Method Spatial Object Goal Long Mean FLOPs(T)↓ Latency(ms)↓ Ctrl Freq(Hz)↑
OpenVLA 84.4% 86.6% 75.6% 53.2% 75.0% 1.864 51.91 4.23
+SparseVLM 79.8% 67.0% 72.6% 39.4% 64.7% 1.407 83.39 3.72
+FastV 83.4% 84.0% 74.2% 51.6% 73.3% 1.864 53.28 4.19
+VLA-Cache 83.8% 85.8% 76.4% 52.8% 74.7% 1.355 31.83 4.59

OpenVLA-OFT (High-Frequency VLA Architecture)

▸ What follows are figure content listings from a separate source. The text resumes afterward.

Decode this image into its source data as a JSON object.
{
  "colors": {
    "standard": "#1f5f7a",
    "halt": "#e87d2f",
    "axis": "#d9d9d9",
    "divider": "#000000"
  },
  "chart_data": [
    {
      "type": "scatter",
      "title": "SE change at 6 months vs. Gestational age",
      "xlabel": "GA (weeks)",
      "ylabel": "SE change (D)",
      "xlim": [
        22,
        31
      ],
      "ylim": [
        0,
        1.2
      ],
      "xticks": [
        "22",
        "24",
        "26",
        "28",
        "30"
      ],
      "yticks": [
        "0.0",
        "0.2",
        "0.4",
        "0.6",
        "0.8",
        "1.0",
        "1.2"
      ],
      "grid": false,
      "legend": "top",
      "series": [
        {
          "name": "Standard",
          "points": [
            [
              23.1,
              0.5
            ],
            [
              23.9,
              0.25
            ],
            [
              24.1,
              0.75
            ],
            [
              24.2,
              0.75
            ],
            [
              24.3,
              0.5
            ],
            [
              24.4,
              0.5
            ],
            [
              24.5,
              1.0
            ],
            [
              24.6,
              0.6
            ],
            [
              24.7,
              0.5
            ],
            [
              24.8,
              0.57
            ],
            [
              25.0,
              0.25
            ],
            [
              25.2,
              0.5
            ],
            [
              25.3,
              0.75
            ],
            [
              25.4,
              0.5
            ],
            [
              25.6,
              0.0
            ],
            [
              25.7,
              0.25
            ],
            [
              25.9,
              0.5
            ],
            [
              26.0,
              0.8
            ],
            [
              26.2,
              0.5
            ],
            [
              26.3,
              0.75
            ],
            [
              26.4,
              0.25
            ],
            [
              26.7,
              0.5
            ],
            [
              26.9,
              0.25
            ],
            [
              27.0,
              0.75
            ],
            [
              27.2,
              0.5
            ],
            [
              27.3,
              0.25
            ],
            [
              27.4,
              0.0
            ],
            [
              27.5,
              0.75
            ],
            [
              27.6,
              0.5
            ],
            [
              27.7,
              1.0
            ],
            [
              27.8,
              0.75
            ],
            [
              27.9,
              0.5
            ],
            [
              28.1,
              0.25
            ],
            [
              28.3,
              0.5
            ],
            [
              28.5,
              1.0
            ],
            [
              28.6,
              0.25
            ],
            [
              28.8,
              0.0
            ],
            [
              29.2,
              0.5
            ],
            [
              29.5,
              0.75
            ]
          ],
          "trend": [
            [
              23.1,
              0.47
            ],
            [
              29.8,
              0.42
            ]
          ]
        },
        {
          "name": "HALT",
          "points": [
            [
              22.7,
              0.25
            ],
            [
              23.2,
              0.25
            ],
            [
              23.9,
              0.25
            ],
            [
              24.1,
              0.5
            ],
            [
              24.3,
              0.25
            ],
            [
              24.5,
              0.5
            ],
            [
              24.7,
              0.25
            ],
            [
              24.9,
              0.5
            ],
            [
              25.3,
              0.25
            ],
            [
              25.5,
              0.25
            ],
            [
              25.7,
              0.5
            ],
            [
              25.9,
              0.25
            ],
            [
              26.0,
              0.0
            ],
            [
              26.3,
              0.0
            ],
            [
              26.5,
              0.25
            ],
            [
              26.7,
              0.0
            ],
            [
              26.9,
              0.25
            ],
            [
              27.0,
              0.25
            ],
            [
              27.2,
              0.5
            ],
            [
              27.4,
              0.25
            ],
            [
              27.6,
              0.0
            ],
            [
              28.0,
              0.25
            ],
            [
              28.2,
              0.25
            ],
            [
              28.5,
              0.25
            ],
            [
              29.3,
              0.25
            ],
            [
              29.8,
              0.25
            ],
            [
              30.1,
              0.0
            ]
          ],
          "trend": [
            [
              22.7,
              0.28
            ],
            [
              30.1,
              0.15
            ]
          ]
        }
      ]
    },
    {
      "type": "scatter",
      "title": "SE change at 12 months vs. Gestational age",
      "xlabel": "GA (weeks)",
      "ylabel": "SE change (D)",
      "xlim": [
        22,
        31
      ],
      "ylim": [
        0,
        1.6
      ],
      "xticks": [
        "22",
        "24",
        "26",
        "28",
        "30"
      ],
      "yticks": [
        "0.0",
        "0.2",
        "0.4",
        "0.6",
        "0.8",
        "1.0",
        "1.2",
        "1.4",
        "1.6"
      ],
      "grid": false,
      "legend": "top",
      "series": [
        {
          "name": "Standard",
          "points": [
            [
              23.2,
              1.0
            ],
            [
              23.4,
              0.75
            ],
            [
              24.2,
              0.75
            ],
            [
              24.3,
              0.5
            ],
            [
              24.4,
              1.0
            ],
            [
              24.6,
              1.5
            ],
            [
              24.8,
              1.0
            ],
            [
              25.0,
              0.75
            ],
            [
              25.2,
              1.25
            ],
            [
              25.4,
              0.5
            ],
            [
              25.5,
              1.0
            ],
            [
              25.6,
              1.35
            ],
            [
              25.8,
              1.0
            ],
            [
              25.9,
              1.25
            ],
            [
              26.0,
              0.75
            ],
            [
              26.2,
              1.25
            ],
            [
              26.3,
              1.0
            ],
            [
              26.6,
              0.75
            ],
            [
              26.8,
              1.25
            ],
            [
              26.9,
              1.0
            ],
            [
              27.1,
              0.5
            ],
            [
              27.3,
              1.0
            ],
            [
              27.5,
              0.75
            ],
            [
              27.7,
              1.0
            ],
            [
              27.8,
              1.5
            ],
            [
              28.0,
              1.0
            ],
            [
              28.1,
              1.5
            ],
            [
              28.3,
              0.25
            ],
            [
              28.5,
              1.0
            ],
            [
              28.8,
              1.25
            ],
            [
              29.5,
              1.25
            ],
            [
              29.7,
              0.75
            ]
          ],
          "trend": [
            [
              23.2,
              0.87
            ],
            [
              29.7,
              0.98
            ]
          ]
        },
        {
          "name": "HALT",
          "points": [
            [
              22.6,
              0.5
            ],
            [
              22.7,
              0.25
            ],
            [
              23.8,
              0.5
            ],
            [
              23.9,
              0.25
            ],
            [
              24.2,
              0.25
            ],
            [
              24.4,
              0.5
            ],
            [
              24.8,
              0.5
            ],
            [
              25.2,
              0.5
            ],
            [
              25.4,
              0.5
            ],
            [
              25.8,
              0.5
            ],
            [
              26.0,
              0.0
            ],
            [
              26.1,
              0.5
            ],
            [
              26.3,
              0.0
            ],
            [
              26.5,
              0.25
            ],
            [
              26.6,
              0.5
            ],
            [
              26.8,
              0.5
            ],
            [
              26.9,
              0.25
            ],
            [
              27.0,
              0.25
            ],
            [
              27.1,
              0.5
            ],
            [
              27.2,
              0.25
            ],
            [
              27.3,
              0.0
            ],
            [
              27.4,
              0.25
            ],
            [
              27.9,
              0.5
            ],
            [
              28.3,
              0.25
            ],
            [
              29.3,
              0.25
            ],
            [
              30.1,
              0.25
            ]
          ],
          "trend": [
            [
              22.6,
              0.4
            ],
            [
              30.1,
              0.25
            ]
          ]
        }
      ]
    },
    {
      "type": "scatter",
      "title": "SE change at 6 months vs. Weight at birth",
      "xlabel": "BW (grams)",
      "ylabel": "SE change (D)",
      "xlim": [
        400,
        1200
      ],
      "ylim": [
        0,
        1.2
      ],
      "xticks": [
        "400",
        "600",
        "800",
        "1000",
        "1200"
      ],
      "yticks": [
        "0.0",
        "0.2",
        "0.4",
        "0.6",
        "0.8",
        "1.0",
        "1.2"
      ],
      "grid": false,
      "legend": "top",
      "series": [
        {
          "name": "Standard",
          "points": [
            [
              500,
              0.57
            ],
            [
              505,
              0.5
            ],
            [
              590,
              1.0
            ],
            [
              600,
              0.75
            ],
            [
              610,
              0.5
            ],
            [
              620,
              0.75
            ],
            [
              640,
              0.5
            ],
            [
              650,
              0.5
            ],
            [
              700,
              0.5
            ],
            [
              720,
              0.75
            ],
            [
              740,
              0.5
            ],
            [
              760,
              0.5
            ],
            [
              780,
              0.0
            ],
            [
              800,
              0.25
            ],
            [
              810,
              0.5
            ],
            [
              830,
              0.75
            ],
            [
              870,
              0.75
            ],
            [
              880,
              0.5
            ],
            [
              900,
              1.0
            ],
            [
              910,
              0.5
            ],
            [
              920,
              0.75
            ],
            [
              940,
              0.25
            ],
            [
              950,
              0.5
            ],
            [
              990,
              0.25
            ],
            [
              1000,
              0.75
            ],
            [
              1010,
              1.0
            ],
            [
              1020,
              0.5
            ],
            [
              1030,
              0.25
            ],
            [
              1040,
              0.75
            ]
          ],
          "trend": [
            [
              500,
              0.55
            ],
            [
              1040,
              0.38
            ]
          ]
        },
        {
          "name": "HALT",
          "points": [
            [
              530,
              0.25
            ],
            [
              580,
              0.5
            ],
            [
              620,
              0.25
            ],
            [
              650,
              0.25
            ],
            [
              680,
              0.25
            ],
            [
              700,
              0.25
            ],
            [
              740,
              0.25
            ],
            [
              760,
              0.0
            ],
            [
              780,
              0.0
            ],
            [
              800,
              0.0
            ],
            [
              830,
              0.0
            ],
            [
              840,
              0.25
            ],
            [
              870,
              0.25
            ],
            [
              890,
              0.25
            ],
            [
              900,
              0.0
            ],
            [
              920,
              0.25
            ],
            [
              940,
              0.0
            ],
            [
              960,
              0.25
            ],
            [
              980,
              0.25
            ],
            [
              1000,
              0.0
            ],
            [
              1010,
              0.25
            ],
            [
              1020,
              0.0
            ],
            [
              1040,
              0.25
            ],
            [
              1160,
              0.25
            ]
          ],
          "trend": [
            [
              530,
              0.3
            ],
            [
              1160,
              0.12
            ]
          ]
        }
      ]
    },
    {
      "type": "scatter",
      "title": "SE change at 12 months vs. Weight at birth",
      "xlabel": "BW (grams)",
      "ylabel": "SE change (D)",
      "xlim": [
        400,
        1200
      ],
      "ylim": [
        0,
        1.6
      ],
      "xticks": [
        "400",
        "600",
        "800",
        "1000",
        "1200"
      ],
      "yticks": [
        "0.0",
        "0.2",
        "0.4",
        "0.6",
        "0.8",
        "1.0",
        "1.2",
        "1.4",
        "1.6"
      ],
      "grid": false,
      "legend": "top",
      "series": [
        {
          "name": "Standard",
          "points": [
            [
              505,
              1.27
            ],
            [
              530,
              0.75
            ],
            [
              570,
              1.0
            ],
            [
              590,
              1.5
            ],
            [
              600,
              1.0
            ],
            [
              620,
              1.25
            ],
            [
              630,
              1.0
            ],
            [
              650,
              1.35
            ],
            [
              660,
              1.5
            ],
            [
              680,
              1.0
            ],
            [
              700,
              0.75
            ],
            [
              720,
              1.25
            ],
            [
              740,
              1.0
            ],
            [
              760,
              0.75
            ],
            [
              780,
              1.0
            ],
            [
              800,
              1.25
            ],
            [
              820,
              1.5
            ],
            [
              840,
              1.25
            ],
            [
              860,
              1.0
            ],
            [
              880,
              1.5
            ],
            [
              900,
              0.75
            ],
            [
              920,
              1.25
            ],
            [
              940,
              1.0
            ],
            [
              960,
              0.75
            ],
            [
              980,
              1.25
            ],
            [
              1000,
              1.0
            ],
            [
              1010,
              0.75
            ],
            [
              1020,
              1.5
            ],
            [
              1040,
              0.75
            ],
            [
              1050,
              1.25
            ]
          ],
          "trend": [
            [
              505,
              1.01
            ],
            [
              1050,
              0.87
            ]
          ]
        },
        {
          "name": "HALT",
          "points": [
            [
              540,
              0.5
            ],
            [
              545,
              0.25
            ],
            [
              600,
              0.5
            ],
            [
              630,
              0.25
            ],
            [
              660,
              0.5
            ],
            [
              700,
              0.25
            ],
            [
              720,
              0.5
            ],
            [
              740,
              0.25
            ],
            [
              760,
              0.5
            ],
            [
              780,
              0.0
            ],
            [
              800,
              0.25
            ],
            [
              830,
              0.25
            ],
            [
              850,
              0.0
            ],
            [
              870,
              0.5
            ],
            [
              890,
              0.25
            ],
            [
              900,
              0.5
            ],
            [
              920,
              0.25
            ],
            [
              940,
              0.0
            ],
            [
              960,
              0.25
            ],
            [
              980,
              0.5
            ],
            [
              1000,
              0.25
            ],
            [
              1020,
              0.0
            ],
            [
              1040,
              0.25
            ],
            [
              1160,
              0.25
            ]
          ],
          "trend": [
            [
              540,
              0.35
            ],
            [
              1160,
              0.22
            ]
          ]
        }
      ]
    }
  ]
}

Method Mean SR FLOPs(T) Latency(ms) Ctrl Freq(Hz)
OpenVLA-OFT 96.8% 4.013 79.05 65.10
+VLA-Cache 97.4% 3.097 62.59 78.98

Real Robot (Kinova Jaco2)

Method PickPot PlaceCube PutSausage WipeTable Mean Latency(ms)
OpenVLA 95.0% 83.3% 80.0% 70.0% 82.1% 64.16
+VLA-Cache 90.0% 90.0% 85.0% 73.3% 84.6% 51.85

Ablation Study

Token Selection Strategy SR (%) FLOPs↓ Latency(ms)↓ Note
Baseline OpenVLA 84.4 1.888 52.37 No caching
+Static token reuse 74.2 31.03 Naïve reuse, severe degradation
+Task-relevant filtering 82.6 31.03 Attention filtering recovers performance
+Layer-adaptive 83.8 32.22 Final version, best accuracy

Key Findings

  • SparseVLM and FastV fail on VLA: Because VLA action outputs are very short (only 7 tokens), the advantages of VLM acceleration methods designed for long-sequence decoding do not apply; SparseVLM even increases latency.
  • VLA-Cache is compatible with high-frequency architectures: On OpenVLA-OFT, it further improves control frequency by approximately 14 Hz (65→79 Hz), demonstrating that VLA-Cache directly accelerates the decoding bottleneck.
  • Robust under dynamic backgrounds: When background motion perturbations are introduced, VLA-Cache maintains success rate while reducing FLOPs by 42% and latency by 35%.

Highlights & Insights

  • Training-free, plug-and-play: No retraining or architectural modification is required; the method directly accelerates inference of existing VLA models, resulting in an extremely low deployment barrier.
  • Exploits VLA-specific temporal redundancy: Unlike general VLM acceleration, VLA-Cache specifically leverages the unique property that consecutive frames in robotic manipulation are highly similar.
  • Attention scores as a proxy for task relevance: The method cleverly uses the decoder's own attention patterns to determine which tokens cannot be reused, without requiring any additional detector or segmentation model.

Limitations & Future Work

  • In highly dynamic environments (extensive motion, drastic background changes), the number of reusable tokens decreases, reducing the speedup benefit.
  • Validation is currently limited to VLA architectures with a LLaMA2 backbone (OpenVLA, CogAct, OpenVLA-OFT); applicability to other backbones such as Gemma2 remains unverified.
  • The method is not directly applicable to pure diffusion policy models that lack a VLM backbone.
  • The hyperparameter \(k\) in the layer-adaptive strategy requires tuning based on model architecture.
  • The approach is complementary to methods requiring retraining, such as DeeR-VLA (dynamic depth control) and TinyVLA (model distillation).
  • VLA-Cache is compatible with high-frequency VLA architectures such as π0-FAST and HiRT, accelerating the decoding bottleneck in these systems.
  • Inspiration: Future work could extend the cross-frame token caching strategy to multi-view inputs or 3D voxel representations, or explore learning-based dynamic threshold adjustment.

Rating

  • Novelty: ⭐⭐⭐⭐ The idea of cross-frame token caching exploiting VLA temporal redundancy is concise and effective; the attention-based filtering mechanism is elegantly designed.
  • Experimental Thoroughness: ⭐⭐⭐⭐⭐ Three VLA models × two simulation platforms + real robot experiments, comprehensive ablations, sensitivity analysis, and dynamic background testing.
  • Writing Quality: ⭐⭐⭐⭐⭐ The method is presented in a progressive, step-by-step manner with tabular validation at each stage; the logic is clear.
  • Value: ⭐⭐⭐⭐ Addresses a practical pain point in VLA deployment; the training-free nature makes adoption by the community straightforward.